To the Editor:
I agree with Krishnan and colleagues1 that sociodemographic identities, despite their significance in patient health outcomes, could be presented in teaching cases in ways that inadvertently reinforce stereotypes. The involvement of medical students, as shown by the authors, in developing a systematic approach to guide case revisions and advance teaching about race and culture looks impressive. Although the guide may provide a framework and highlight areas of deficiencies in teaching cases, depending on such a guide to revise cases may not be ideal. The involvement of medical students in reviewing cases may enhance their critical thinking and writing skills. However, there are 3 strategies to be considered:
First, the involvement of stakeholders and community representatives in the revision process is vital. Writing and reviewing cases is an art.2 When my former colleagues and I reviewed our teaching cases at the University of Melbourne, we asked the aboriginal liaison officer and members from the community to join the review process. Cases involving indigenous people, refugees, or minority groups need such involvement to edit the language, changing case titles as needed and removing stereotypes concerning race, gender, and social class.3
Second, staff development and faculty training,4 particularly for those involved in facilitating these cases, is vital to ensure successful implementation. This means the tutor’s guides should clearly explain the changes to the cases. The aboriginal liaison officer and members from the community who helped revise the cases should also be involved in briefing the cases.
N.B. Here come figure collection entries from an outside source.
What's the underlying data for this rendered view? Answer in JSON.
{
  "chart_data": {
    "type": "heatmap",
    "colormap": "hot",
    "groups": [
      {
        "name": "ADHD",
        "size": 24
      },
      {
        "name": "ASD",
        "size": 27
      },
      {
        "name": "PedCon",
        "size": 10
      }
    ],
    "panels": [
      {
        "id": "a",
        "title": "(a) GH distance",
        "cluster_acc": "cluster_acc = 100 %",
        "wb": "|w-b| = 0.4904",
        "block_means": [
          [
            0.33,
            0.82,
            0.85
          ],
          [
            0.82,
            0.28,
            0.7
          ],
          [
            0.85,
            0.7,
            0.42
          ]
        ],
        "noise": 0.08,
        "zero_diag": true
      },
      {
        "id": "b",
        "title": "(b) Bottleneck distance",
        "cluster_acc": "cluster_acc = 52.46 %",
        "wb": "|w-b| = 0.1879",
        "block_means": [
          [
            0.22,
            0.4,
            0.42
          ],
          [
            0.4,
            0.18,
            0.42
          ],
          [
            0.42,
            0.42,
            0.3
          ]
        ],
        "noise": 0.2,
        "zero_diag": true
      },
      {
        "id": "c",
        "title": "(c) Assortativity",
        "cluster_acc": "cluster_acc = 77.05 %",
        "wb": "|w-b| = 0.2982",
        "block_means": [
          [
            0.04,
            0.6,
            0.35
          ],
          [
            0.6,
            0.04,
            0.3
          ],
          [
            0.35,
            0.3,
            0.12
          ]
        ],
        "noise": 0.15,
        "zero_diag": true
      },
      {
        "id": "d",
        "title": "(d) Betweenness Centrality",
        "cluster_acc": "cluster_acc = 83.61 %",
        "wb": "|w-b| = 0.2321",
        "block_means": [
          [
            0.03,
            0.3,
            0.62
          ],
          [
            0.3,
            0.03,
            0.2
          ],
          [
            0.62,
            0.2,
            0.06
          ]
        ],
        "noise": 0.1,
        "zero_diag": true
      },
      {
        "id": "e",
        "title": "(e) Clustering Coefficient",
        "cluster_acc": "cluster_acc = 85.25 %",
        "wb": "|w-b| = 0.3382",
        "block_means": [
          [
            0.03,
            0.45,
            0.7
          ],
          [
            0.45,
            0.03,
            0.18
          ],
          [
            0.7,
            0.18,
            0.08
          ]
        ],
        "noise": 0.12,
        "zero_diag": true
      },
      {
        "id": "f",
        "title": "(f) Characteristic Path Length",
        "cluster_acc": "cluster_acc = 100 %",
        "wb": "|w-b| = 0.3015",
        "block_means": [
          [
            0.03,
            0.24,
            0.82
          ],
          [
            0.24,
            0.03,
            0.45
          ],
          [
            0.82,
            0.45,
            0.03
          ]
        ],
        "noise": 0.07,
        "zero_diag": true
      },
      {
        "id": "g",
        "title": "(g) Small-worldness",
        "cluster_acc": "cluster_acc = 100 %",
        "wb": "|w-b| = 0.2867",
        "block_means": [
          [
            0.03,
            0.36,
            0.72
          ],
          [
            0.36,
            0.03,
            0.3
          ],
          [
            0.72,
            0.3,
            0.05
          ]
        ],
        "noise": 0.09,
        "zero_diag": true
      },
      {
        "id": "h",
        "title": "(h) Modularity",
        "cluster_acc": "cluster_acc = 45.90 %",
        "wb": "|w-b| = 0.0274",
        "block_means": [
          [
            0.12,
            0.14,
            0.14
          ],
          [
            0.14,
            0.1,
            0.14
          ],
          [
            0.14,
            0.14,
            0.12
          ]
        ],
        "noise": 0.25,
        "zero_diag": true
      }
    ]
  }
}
Third, such revisions should not only focus on students’ learning—as the authors emphasize. The revision process is a great learning opportunity for faculty, students, and the institute and could contribute to building community-engaged curriculum.5
Thus, in this regard, the guide the authors developed should not be aimed at limiting the scope and direction of teaching case revisions but at encouraging the team reviewing such cases to work with the stakeholders and community representatives to get such reviews and implementations right.
Samy A. Azer, MD, PhD, MEd, MPH
Chair of curriculum development and research unit and professor of medical education, King Saud University, Riyadh, Saudi Arabia. Formerly, senior lecturer in Medical Education, Department of Medical Education, Melbourne Medical School, University of Melbourne, Victoria, Australia; Azer2000@optusnet.com.au; ORCID: https://orcid.org/0000-0001-5638-3256.
1. Krishnan A, Rabinowitz M, Ziminsky A, Scott SM, Chretien KC. Addressing race, culture, and structural inequality in medical education: A guide for revising teaching cases. Acad Med. 2019;94:550–555.
2. Cohen DA, Newman LR, Fishman LN. Twelve tips on writing a discussion case that facilitates teaching and engages learners. Med Teach. 2017;39:147–152.
3. MacLeod A. Six ways problem-based learning cases can sabotage patient-centered medical education. Acad Med. 2011;86:818–825.
4. Langlois JP, Thach SB. Bringing faculty development to community-based preceptors. Acad Med. 2003;78:150–155.
5. Strasser R, Worley P, Cristobal F, et al. Putting communities in the driver’s seat: The realities of community-engaged medical education. Acad Med. 2015;90:1466–1470.